If the stage of completion is calculated using the sales basis or physical proportions basis, the revenue is recognised to the work certified as complete. The entire net loss should be recognised immediately and the contract cost is calculated as the difference between revenue and the net loss.
Once this takes place, in the following periods the contract costs and revenue should be the same. This means no further profit or loss will be recorded, so long as estimates remain the same.
Step 1 – Calculate expected loss on contract
Compare the total expected contract costs against the contract value. This will give you an estimate of the expected loss which must be recognised in the period.
Step 2 – Calculate the stage of completion
The stage of completion can be calculated either using
- Costs basis
- Sales basis
- Physical proportions
Step 3 – Determine amounts to be recognised in income statement
If the contract is a fixed price contract, multiply the stage of completion by the total expected costs to get the costs figure for the period. If the contract is a cost plus contract, use the actual costs incurred in the period.
Deduct the total expected loss from these costs to get a figure for revenue.
So if costs are €1,500,000 and the expected loss will be €500,000, the revenue will be €1,000,000.
Don’t double count.
When you’re calculating the figures to use for revenue and costs, make sure you deduct any previous amounts already recognised in earlier financial statements.
So if a company was 40% of the way through the contract last year, and is 70% through at the end of this year, only recognise the revenue and costs on the basis of the 30% of the contract carried out this year.
Step 4 – Calculate receivables/payables
Now calculate the amount of progress payments billable to the customer, this will be based on stage of completion compared to the overall contract costs, or by costs incurred. This all depends on whether it’s a fixed price contract or a cost plus contract.
Compare this to the amount of progress payments actually received by the customer. This will show you if there’s a receivable or payable to the customer in relation to the contract.
What is the outcome if the contract is uncertain, the company doesn’t know if it’ll make a profit or a loss?
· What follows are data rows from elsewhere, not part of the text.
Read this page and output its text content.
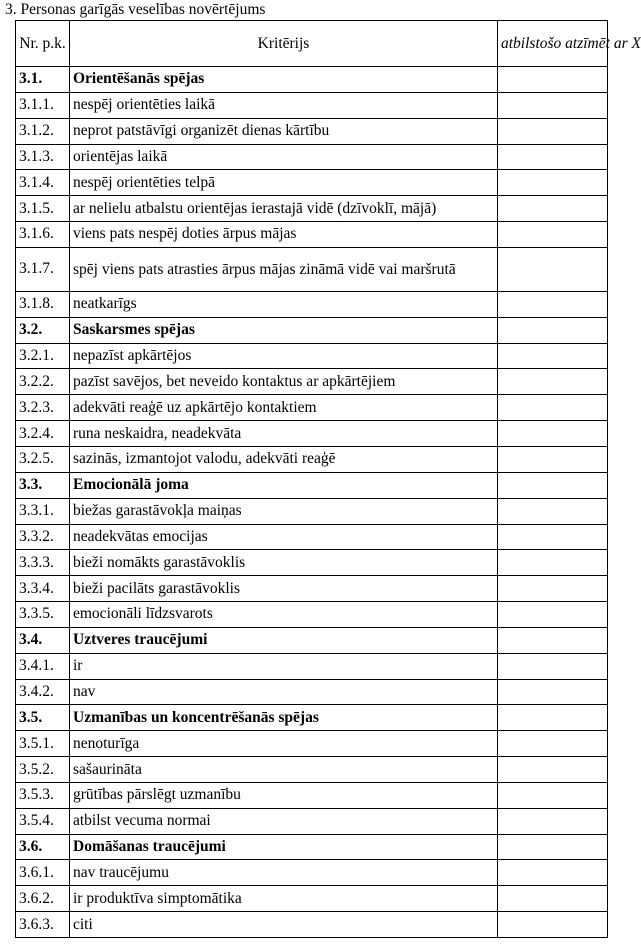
3. Personas garīgās veselības novērtējums
Nr. p.k.	Kritērijs	atbilstošo atzīmēt ar X
3.1.	Orientēšanās spējas	
3.1.1.	nespēj orientēties laikā	
3.1.2.	neprot patstāvīgi organizēt dienas kārtību	
3.1.3.	orientējas laikā	
3.1.4.	nespēj orientēties telpā	
3.1.5.	ar nelielu atbalstu orientējas ierastajā vidē (dzīvoklī, mājā)	
3.1.6.	viens pats nespēj doties ārpus mājas	
3.1.7.	spēj viens pats atrasties ārpus mājas zināmā vidē vai maršrutā	
3.1.8.	neatkarīgs	
3.2.	Saskarsmes spējas	
3.2.1.	nepazīst apkārtējos	
3.2.2.	pazīst savējos, bet neveido kontaktus ar apkārtējiem	
3.2.3.	adekvāti reaģē uz apkārtējo kontaktiem	
3.2.4.	runa neskaidra, neadekvāta	
3.2.5.	sazinās, izmantojot valodu, adekvāti reaģē	
3.3.	Emocionālā joma	
3.3.1.	biežas garastāvokļa maiņas	
3.3.2.	neadekvātas emocijas	
3.3.3.	bieži nomākts garastāvoklis	
3.3.4.	bieži pacilāts garastāvoklis	
3.3.5.	emocionāli līdzsvarots	
3.4.	Uztveres traucējumi	
3.4.1.	ir	
3.4.2.	nav	
3.5.	Uzmanības un koncentrēšanās spējas	
3.5.1.	nenoturīga	
3.5.2.	sašaurināta	
3.5.3.	grūtības pārslēgt uzmanību	
3.5.4.	atbilst vecuma normai	
3.6.	Domāšanas traucējumi	
3.6.1.	nav traucējumu	
3.6.2.	ir produktīva simptomātika	
3.6.3.	citi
If this happens, and it’s not possible to make a reasonable estimate, no profit or loss should be recognised for the contract.
Make revenue equal the total costs incurred on the contract so far, this will result in no profit or loss figure for the period.
4 disclosures required for Construction Contracts
Under IAS 11, an entity must disclose the following about construction contracts:
- The amount of contract revenue recognised as revenue in the period.
- The methods used to determine the amount of revenue and the stage of completion of contracts in progress (e.g. fixed price contract)
- For each contract in progress at the end of the reporting period, the total costs incurred and profits/losses recognised to date, plus the amounts of any retentions or advances received from the customer. Advances are payments received before the work is carried out, and retentions are the amounts held back by a customer until the work completed is assessed as satisfactory.
- The gross amount due from customers or the gross amount due to customers for contract work. This is the amount of progress payments billable compared to progress payments actually billed.